The cash-intensive nature of the business, a significant volume of transactions, and a high-risk customer base are all risk considerations in the casino industry (e.g., geographically diverse, high net worth, and lack of an ongoing customer relationship).

Other significant obstacles include the availability of foreign exchange services, the reduced transparency of some customers, such as "high rollers" in VIP rooms, and the use of foreign holding accounts, which make it easy for money in one jurisdiction to be used in a casino in a different jurisdiction. 

Individuals come into these places with big sums of money and can conceal their illicit money while gambling. Simply said, they use their illicit profits to buy casino chips, play a little, and then cash them in. As a result, they enter with dirty money and exit with winnings that are actually clean money.

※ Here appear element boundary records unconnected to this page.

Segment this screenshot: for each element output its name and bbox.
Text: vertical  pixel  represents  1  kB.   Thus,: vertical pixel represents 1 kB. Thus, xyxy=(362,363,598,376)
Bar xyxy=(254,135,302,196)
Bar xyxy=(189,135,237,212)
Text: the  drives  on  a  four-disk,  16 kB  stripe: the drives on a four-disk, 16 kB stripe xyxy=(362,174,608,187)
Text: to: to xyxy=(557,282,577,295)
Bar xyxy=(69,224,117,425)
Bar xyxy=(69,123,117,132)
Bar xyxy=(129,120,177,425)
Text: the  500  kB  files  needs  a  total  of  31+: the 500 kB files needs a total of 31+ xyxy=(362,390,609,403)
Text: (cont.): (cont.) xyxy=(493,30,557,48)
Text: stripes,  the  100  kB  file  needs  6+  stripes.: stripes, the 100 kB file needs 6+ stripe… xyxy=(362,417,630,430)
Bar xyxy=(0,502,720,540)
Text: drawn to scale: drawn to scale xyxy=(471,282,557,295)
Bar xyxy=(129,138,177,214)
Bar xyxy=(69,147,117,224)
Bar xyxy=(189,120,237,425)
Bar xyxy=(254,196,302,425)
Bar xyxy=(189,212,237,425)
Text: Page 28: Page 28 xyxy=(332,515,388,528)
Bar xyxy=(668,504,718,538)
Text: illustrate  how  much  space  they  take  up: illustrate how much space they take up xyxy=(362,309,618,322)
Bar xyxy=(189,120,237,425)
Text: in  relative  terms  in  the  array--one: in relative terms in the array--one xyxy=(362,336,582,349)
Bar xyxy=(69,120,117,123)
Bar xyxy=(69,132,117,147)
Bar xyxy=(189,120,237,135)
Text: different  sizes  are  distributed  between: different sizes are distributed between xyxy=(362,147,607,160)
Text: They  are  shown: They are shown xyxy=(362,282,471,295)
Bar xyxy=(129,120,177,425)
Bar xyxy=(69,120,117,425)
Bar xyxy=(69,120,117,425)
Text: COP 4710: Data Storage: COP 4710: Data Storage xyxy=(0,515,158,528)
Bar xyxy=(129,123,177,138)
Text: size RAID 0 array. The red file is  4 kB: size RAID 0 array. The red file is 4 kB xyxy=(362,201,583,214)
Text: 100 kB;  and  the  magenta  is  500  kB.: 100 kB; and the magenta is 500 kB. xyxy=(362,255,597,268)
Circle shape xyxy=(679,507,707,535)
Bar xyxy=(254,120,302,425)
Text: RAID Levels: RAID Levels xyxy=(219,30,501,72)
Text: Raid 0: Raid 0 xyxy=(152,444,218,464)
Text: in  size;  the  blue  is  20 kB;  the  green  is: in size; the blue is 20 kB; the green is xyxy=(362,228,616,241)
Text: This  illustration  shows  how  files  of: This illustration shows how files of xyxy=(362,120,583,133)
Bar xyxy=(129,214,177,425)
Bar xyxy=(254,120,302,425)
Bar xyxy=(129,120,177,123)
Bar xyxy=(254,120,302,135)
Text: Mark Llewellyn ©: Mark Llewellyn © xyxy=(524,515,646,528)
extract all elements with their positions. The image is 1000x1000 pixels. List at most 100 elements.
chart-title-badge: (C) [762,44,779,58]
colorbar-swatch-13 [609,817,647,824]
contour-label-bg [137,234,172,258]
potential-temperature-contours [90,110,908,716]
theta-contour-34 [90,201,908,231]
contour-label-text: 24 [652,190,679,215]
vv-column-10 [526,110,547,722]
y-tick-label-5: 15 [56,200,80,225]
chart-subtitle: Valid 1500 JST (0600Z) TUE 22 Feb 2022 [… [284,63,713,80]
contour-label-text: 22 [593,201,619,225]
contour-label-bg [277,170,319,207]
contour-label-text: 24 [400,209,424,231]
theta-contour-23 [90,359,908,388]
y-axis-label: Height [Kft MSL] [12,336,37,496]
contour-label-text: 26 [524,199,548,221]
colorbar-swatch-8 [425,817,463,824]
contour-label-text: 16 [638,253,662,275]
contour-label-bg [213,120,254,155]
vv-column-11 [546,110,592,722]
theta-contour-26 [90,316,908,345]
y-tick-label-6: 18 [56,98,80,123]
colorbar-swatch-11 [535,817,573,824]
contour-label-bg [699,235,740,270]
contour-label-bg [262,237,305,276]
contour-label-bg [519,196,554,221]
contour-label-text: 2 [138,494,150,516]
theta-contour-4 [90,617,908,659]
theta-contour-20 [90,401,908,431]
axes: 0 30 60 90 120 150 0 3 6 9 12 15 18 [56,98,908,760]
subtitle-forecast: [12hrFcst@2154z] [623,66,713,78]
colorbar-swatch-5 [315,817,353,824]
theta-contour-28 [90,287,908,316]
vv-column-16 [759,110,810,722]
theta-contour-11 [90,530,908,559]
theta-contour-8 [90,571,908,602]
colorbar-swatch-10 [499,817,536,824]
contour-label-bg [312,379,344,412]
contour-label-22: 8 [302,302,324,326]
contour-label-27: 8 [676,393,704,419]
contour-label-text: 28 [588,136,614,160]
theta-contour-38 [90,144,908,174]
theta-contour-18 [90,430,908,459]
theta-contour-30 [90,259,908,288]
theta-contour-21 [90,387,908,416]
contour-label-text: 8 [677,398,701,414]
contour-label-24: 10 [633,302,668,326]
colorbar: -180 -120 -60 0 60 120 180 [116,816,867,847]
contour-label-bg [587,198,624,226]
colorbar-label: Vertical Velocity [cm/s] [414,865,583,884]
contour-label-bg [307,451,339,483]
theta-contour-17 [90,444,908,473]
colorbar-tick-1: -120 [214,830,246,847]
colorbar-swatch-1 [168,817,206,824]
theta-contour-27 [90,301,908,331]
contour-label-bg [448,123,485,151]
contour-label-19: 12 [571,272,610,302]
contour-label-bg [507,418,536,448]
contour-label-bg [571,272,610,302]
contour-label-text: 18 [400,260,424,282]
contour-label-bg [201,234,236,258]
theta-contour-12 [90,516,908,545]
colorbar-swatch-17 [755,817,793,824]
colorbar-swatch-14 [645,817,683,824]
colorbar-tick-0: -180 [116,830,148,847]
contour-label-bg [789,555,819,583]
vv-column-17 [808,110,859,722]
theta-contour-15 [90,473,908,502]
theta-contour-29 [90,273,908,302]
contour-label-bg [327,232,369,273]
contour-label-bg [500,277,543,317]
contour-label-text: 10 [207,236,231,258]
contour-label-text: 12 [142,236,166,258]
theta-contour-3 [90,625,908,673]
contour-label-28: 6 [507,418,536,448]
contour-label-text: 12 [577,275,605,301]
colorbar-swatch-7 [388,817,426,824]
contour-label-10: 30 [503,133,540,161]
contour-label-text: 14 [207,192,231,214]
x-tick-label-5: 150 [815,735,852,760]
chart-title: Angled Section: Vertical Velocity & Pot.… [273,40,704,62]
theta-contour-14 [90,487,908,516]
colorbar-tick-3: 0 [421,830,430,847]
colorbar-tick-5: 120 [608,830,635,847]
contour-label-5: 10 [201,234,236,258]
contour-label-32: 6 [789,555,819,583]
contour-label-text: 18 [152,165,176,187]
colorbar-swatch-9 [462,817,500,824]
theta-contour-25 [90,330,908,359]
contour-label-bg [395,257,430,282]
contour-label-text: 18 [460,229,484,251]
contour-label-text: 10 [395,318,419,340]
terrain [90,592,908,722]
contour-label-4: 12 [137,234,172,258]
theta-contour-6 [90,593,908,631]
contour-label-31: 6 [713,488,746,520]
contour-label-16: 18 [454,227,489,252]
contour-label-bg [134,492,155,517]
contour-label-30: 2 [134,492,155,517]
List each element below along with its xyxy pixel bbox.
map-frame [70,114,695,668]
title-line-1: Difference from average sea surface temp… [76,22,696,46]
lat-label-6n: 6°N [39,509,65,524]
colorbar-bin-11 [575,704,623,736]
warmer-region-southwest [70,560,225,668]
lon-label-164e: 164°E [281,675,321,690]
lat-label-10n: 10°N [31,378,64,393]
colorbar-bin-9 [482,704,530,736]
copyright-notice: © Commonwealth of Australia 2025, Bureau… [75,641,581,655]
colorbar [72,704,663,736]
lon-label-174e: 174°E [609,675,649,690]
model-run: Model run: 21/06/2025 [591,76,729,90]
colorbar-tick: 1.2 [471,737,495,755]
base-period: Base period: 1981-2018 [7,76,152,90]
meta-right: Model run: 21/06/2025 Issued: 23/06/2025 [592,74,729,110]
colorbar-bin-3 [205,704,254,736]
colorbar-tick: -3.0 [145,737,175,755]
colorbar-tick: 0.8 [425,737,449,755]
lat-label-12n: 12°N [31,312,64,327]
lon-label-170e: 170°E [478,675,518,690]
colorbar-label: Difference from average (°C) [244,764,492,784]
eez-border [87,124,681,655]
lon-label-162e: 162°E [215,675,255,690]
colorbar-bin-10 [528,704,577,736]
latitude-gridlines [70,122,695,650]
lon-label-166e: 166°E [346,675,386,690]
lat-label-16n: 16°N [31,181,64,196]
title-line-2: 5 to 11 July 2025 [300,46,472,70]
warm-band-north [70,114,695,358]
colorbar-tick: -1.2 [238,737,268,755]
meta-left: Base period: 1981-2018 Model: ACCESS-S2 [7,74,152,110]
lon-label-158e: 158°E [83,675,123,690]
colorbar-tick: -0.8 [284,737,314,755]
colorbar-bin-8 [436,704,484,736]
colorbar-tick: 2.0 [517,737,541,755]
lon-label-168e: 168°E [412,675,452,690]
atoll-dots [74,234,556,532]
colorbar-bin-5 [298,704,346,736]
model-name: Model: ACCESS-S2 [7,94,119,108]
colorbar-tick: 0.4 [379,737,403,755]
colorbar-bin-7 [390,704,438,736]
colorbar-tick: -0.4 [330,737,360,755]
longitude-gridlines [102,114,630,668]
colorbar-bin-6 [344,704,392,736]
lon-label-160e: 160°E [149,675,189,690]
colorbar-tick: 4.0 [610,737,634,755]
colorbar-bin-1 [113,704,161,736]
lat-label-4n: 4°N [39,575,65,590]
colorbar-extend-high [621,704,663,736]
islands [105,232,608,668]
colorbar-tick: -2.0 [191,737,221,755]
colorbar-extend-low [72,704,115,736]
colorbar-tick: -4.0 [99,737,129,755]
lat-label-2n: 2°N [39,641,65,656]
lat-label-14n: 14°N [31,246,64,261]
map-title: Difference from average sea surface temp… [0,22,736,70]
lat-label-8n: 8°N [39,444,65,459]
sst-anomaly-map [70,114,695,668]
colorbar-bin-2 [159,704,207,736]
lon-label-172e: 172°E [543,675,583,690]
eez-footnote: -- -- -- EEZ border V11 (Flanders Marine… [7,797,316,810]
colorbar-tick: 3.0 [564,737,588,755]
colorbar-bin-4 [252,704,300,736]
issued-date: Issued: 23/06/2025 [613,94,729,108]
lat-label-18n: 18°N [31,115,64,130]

Casinos in the United States are subject to the BSA. Although the BSA originally only applied to banks, the definition of what qualifies as a "financial institution" has evolved over the years. Because to the heightened risk of criminal exploitation in the gambling industry, commercial casinos were included to the BSA definition in 1985. As a result, regulations unique to the business were developed. Accordingly, if a casino or card club with a U.S. location has gross annual gaming income of more than $1,000,000, it must adhere to BSA rules for casinos.

Money Laundering Through Cryptocurrencies

Cryptocurrencies have gained popularity as an alternative to traditional financial systems, and as a result, they have become a new avenue for money laundering. Money laundering with cryptocurrency follows the typical  pattern of placement-layering-integration, but with a few exceptions:

  • Due to the anonymity of cryptocurrencies at the time of creation, the placement stage of the money laundering process is frequently bypassed.
  • An account ("address") can be made in a matter of seconds and is cost-free. Each account can only be used twice: once to receive money and once to send it somewhere else.
  • A computer script can be used to easily establish a sizable money laundering operation that involves thousands of transfers.
  • It is relatively simple to rationalize unforeseen wealth through cryptocurrencies because to the quick gains in exchange rates, with some coins seeing 10,000% growth.

money laundering and terrorist financing risks facing by crypto industry and guide for prevention

Several cryptocurrency-related technologies can be abused for money laundering objectives, including:

Privacy coins

Cryptocurrencies known as "privacy coins" provide a higher level of anonymity for blockchain transactions, making them even less traceable than "regular" cryptocurrencies. The increased level of anonymity can be attained, for example, by hiding user addresses from others, along with facts about the balance and the place of origin of the coins. This differs from how "regular" cryptocurrencies operate, where anybody may view an address's balance and any transactions made between addresses. Other coins, such as Monero, are secret by design, though.


There are numerous systems that "mix" or "blend" potentially identifiable cryptocurrency funds in order to obscure the point of origin and so render them untraceable. Several sources of cryptocurrency coins (the money) are first transmitted to a single address (the account). The cash are divided into many parts and distributed to various addresses after being combined or blended together in that one address. Until the cash reaches its final destination, this procedure could be repeated multiple times.

As a result, it is extremely difficult to trace the origin of the funds.

Efforts to combat money laundering through cryptocurrencies involve collaboration between law enforcement agencies and financial regulators, as well as the implementation of strict regulations and monitoring systems on cryptocurrency exchanges. These measures aim to identify and track suspicious transactions and prevent criminals from using cryptocurrencies as a means of laundering their ill-gotten gains.

In conclusion, criminals employ money laundering to conceal the proceeds of their crimes and it is frequently connected to a number of other illegal acts. To counteract these illegal operations and stop criminals from profiting from their illegal actions, it is essential to comprehend the connection between money laundering and other crimes.